I think the worst thing ever about the past few weeks is that I am becoming more and more disassociated with me and my former self. I look in the mirror and see a stranger. When my husband touches me or kisses me, I start to cry. I don't want him to touch my skin, or look at my face because it almost feels like he is kissing someone else. If you read this you probably think I am going crazy. Well, that's how I feel too. I am Hed. But I am not. Even my brain functions are changing. Little glimmers of my former self pop up, but as soon as I realize that's not me anymore I stop feeling happy. When I kiss my husband more than once, I have to stop because it makes me sick, literally sick to my stomach that he is kissing this.
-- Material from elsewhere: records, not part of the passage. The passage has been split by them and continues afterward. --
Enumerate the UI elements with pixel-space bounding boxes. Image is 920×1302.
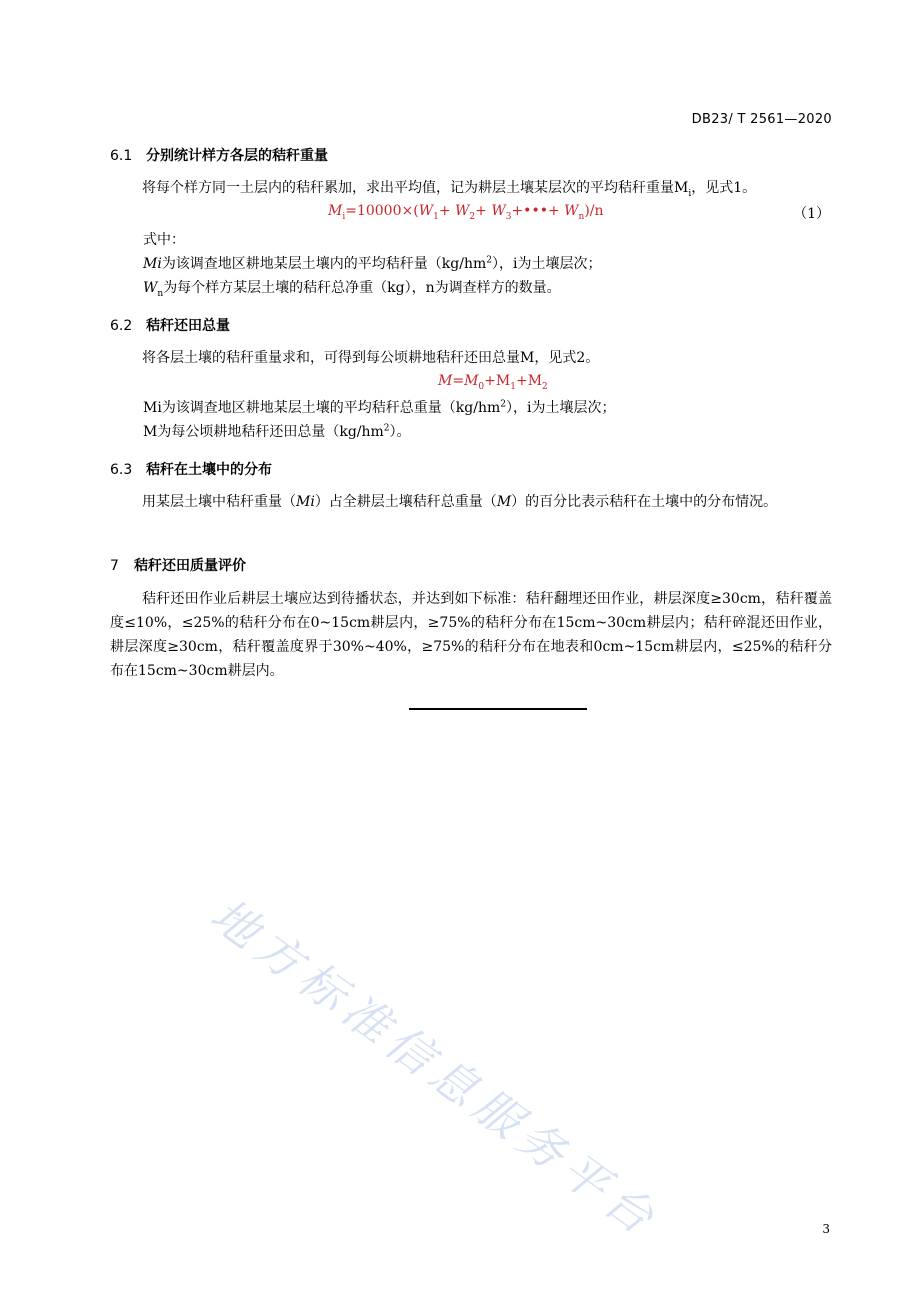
section-number: 7 <box>110 558 119 574</box>
section-number: 6.2 <box>110 318 133 334</box>
section-number: 6.1 <box>110 148 133 164</box>
section-title: 分别统计样方各层的秸秆重量 <box>146 148 328 164</box>
section-number: 6.3 <box>110 462 133 478</box>
paragraph: 将各层土壤的秸秆重量求和，可得到每公顷耕地秸秆还田总量M，见式2。 <box>142 350 600 366</box>
definition-line: M为每公顷耕地秸秆还田总量$(kg/hm^2)$。 <box>143 423 411 440</box>
paragraph: 将每个样方同一土层内的秸秆累加，求出平均值，记为耕层土壤某层次的平均秸秆重量$M_i$，见式1。 <box>142 180 757 199</box>
page-number: 3 <box>822 1222 830 1236</box>
definition-line: Mi为该调查地区耕地某层土壤的平均秸秆总重量$(kg/hm^2)$，i为土壤层次； <box>143 399 616 416</box>
end-rule <box>409 708 587 710</box>
paragraph: 用某层土壤中秸秆重量（Mi）占全耕层土壤秸秆总重量（M）的百分比表示秸秆在土壤中的分布情况。 <box>142 494 778 510</box>
where-label: 式中： <box>143 232 185 248</box>
section-title: 秸秆还田质量评价 <box>134 558 246 574</box>
section-heading-6-3 <box>110 459 272 479</box>
section-heading-7 <box>110 555 246 575</box>
section-title: 秸秆在土壤中的分布 <box>146 462 272 478</box>
definition-line: Mi为该调查地区耕地某层土壤内的平均秸秆量$(kg/hm^2)$，i为土壤层次； <box>143 255 602 272</box>
section-heading-6-2 <box>110 315 230 335</box>
watermark: 地方标准信息服务平台 <box>200 887 670 1249</box>
formula-1: $M_i=10000\times(W_1+ W_2+$ $W_3+•••+ W_n)/n$ <box>328 203 604 222</box>
section-title: 秸秆还田总量 <box>146 318 230 334</box>
definition-line: $W_n$为每个样方某层土壤的秸秆总净重（kg），n为调查样方的数量。 <box>143 280 561 299</box>
paragraph: 秸秆还田作业后耕层土壤应达到待播状态，并达到如下标准：秸秆翻埋还田作业，耕层深度≥30cm，秸秆覆盖度≤10%，≤25%的秸秆分布在0~15cm耕层内，≥75%的秸秆分布在15cm~30cm耕层内；秸秆碎混还田作业，耕层深度≥30cm，秸秆覆盖度界于30%~40%，≥75%的秸秆分布在地表和0cm~15cm耕层内，≤25%的秸秆分布在15cm~30cm耕层内。 <box>110 591 832 679</box>
section-heading-6-1 <box>110 145 328 165</box>
equation-number: （1） <box>793 206 830 222</box>
formula-2: $M=M_0+M_1+M_2$ <box>438 373 548 392</box>
document-code: DB23/ T 2561—2020 <box>691 112 832 127</box>
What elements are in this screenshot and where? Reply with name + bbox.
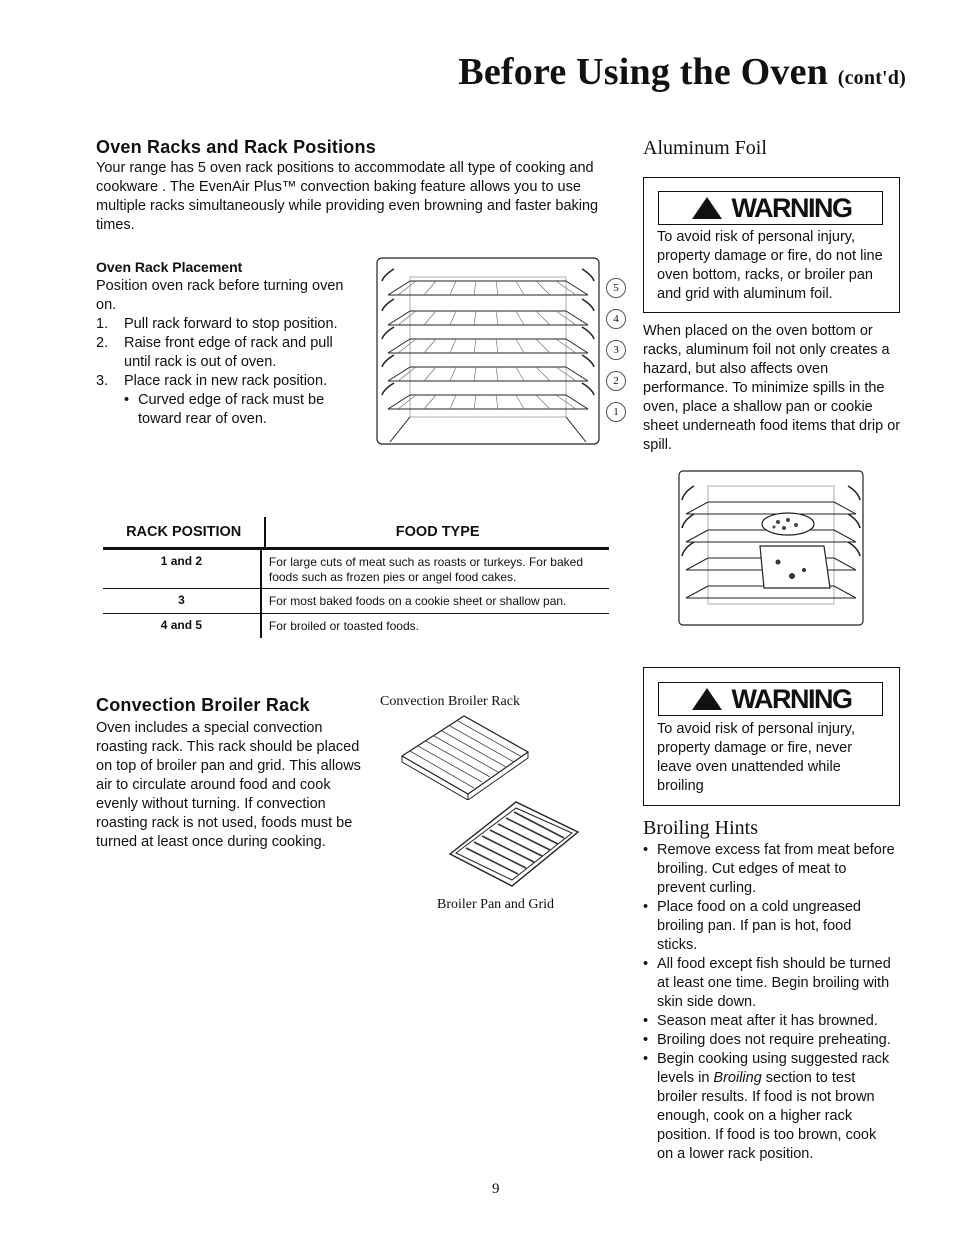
convection-rack-illustration bbox=[398, 714, 532, 805]
rack-placement-steps bbox=[96, 315, 358, 391]
hint-item: • Season meat after it has browned. bbox=[643, 1013, 878, 1029]
cell-position: 4 and 5 bbox=[160, 618, 203, 632]
hint-item: • Place food on a cold ungreased broiling pan. If pan is hot, food sticks. bbox=[643, 899, 861, 953]
table-row bbox=[103, 589, 609, 614]
page-title: Before Using the Oven (cont'd) bbox=[458, 51, 906, 93]
aluminum-foil-text: When placed on the oven bottom or racks, aluminum foil not only creates a hazard, but also affects oven performance. To minimize spills in the oven, place a shallow pan or cookie sheet underneath food items that drip or spill. bbox=[643, 323, 901, 453]
warning-triangle-icon bbox=[690, 195, 724, 221]
aluminum-foil-heading: Aluminum Foil bbox=[643, 137, 767, 159]
table-header bbox=[103, 517, 609, 550]
oven-racks-intro: Your range has 5 oven rack positions to accommodate all type of cooking and cookware . The EvenAir Plus™ convection baking feature allows you to use multiple racks simultaneously while providing even browning and faster baking times. bbox=[96, 160, 599, 233]
header-food-type: FOOD TYPE bbox=[264, 517, 609, 547]
broiler-pan-illustration bbox=[446, 798, 582, 895]
cell-food: For large cuts of meat such as roasts or turkeys. For baked foods such as frozen pies or angel food cakes. bbox=[260, 550, 609, 588]
table-row bbox=[103, 614, 609, 638]
rack-position-labels bbox=[606, 278, 626, 422]
hint-item: • Remove excess fat from meat before broiling. Cut edges of meat to prevent curling. bbox=[643, 842, 895, 896]
warning-word: WARNING bbox=[731, 683, 852, 714]
hint-item: • Broiling does not require preheating. bbox=[643, 1032, 891, 1048]
broil-warning-box bbox=[643, 667, 900, 806]
step-item: 1. Pull rack forward to stop position. bbox=[96, 316, 338, 332]
header-rack-position: RACK POSITION bbox=[126, 524, 242, 540]
convection-text: Oven includes a special convection roasting rack. This rack should be placed on top of broiler pan and grid. This allows air to circulate around food and cook evenly without turning. If convection roasting rack is not used, foods must be turned at least once during cooking. bbox=[96, 720, 361, 850]
cell-position: 1 and 2 bbox=[160, 554, 203, 568]
rack-placement-heading: Oven Rack Placement bbox=[96, 259, 243, 275]
hint-item: • Begin cooking using suggested rack levels in Broiling section to test broiler results. If food is not brown enough, cook on a higher rack position. If food is too brown, cook on a lower rack position. bbox=[643, 1051, 890, 1162]
foil-warning-box bbox=[643, 177, 900, 313]
step-item: 2. Raise front edge of rack and pull until rack is out of oven. bbox=[96, 335, 333, 370]
sub-bullet: • Curved edge of rack must be toward rear of oven. bbox=[124, 392, 325, 427]
warning-word: WARNING bbox=[731, 192, 852, 223]
step-item: 3. Place rack in new rack position. bbox=[96, 373, 328, 389]
position-label: 2 bbox=[606, 371, 626, 391]
oven-rack-positions-illustration bbox=[376, 257, 600, 450]
warning-text: To avoid risk of personal injury, property damage or fire, do not line oven bottom, racks, or broiler pan and grid with aluminum foil. bbox=[657, 229, 883, 302]
convection-rack-caption: Convection Broiler Rack bbox=[380, 694, 520, 709]
convection-heading: Convection Broiler Rack bbox=[96, 695, 310, 715]
table-row bbox=[103, 550, 609, 589]
rack-placement-intro: Position oven rack before turning oven on. bbox=[96, 278, 344, 313]
broiling-hints-list bbox=[643, 841, 895, 1164]
warning-label bbox=[658, 191, 883, 225]
position-label: 4 bbox=[606, 309, 626, 329]
oven-racks-heading: Oven Racks and Rack Positions bbox=[96, 137, 376, 157]
broiling-hints-heading: Broiling Hints bbox=[643, 817, 759, 839]
cell-food: For most baked foods on a cookie sheet or shallow pan. bbox=[260, 589, 609, 613]
warning-text: To avoid risk of personal injury, property damage or fire, never leave oven unattended while broiling bbox=[657, 721, 855, 794]
position-label: 1 bbox=[606, 402, 626, 422]
cell-food: For broiled or toasted foods. bbox=[260, 614, 609, 638]
warning-triangle-icon bbox=[690, 686, 724, 712]
title-suffix: (cont'd) bbox=[837, 67, 906, 89]
hint-item: • All food except fish should be turned at least one time. Begin broiling with skin side down. bbox=[643, 956, 891, 1010]
broiler-pan-caption: Broiler Pan and Grid bbox=[437, 897, 555, 912]
broiling-reference: Broiling bbox=[713, 1070, 762, 1086]
oven-with-pan-illustration bbox=[678, 470, 864, 631]
position-label: 5 bbox=[606, 278, 626, 298]
position-label: 3 bbox=[606, 340, 626, 360]
page-number: 9 bbox=[492, 1181, 500, 1197]
rack-placement-section bbox=[96, 258, 358, 429]
rack-position-table bbox=[103, 517, 609, 638]
warning-label bbox=[658, 682, 883, 716]
cell-position: 3 bbox=[178, 593, 185, 607]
I've tried to explain to him that I am not the person he married, that he should call it and leave me, but him being him, he is by my side. Fat Bastard from the "Austin Powers" movies, in a moment of clarity, says "I eat because I'm unhappy, and I'm unhappy because I eat. It's a vicious cycle". That describes me at the moment. I should name my present self "FB".

So this is the past two weeks in a nutshell. I don't see much change on the horizon. As much as I wish I could will it all away, I can't. I never have been able to. But don't worry about me, I'm stuck here and something will happen sooner or later that will make the present me become the past me and I will look back and have insight and wisdom. I at least know that. So, until that happens, wish me luck.